A fortysomething New Yorker got on a bus last month. A teen-ager got on afterward, sat next to him and noticed the Grateful Dead logo on his sandals. "Great concert last night," said the Kid. "I wanted to go again tonight, but I have an algebra test." "Yeah, me too," said his fellow rider, "but I've got two kids."

The miracle of Jerry Garcia, really is that he managed to live so long and that in the process his music stitched together three generations. The rock geniuses of his time, the ones wedded as he was to excess - Jimi Hendrix, Janis Joplin, Jim Morrison - exist now only as icons, wistfully worshipped by kids born long after they died.

But Mr. Garcia carried on, refusing to bend to slick packaging, playing long concerts in which the band members simply got up and gave everything they had, playing as long as they could stay on their feet, and taking the music wherever it led them. It was almost impossible to scalp tickets at Dead concerts; the Deadhead code led fans to give them away. Ironically, despite low ticket prices, unreliability, and no particular marketing strategy, the Grateful Dead turned into the highest-grossing rock band in history.

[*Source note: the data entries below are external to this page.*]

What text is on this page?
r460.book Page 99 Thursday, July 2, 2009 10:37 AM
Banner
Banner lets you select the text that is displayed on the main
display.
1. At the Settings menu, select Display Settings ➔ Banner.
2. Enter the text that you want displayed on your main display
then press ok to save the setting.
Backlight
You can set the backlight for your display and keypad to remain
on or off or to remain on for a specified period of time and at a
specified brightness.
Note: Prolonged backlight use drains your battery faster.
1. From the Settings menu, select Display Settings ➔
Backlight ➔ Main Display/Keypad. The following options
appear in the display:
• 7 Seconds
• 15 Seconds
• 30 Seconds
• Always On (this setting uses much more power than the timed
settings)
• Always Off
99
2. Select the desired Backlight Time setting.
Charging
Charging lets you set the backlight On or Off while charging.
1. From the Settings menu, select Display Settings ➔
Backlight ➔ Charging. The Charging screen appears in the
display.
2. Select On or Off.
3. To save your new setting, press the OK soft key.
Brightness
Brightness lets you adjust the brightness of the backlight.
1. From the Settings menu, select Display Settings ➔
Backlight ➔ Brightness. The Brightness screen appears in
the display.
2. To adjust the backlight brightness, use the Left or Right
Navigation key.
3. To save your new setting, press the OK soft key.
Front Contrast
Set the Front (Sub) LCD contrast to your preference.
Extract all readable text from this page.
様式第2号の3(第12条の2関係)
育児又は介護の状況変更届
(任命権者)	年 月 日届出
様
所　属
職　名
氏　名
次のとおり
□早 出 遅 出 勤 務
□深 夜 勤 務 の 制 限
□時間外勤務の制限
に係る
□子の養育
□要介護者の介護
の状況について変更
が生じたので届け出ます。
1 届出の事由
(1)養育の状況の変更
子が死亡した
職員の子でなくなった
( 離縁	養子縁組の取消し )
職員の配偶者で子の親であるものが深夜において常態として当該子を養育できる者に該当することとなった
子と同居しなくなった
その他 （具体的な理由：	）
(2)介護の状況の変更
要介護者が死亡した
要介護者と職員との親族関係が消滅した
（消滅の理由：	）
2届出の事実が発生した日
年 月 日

What bound the generations of Deadheads together? It was undeniably the music, which reflected the unapologetic ethos of the times when the Dead were born. As long as there was a Dead tour on, the Summer of Love continued, despite the occasional bad trip when fans get hurt or violence broke out. Describing the music, rock critics talked of its eclectic mix, of Mr. Garcia's fluid unpretentious guitar work, of his direct, playful lyrics.

What is often missed is the spiritual quality of Mr. Garcia's work. The Dead's soaring vocal harmonies, especially in the early 1970's evoked old-time hymn-singing, and the songs' subject matter - love, death, forgiveness, renewal - was universal and contemplative. "Attics of My Life" may be one of the most haunting rock anthems ever recorded, a song about the spiritual quest, and about grace.

Those themes, along with the groups exuberant celebration of good times and earthly love, bound together a huge tribe of people, from children (Mr. Garcia had just released an album for kids) to grandparents and wrapped them all in tie-dyed T-shirts. Unlike so many other rock trends, the Deadhead phenomenon was welcoming and inclusive. The Dead did not snarl. Unkempt they may have been, but they were sweet, and the sweetness originated in Mr. Garcia's sunny nature.

That sweetness, in the end, was probably what kept him alive. The excesses of the 60's felled many. To survive the drugs and the craziness one needed something more. Mr. Garcia kept himself going a long, long time on the sheer joy of sharing his music. Three generations are lucky he did.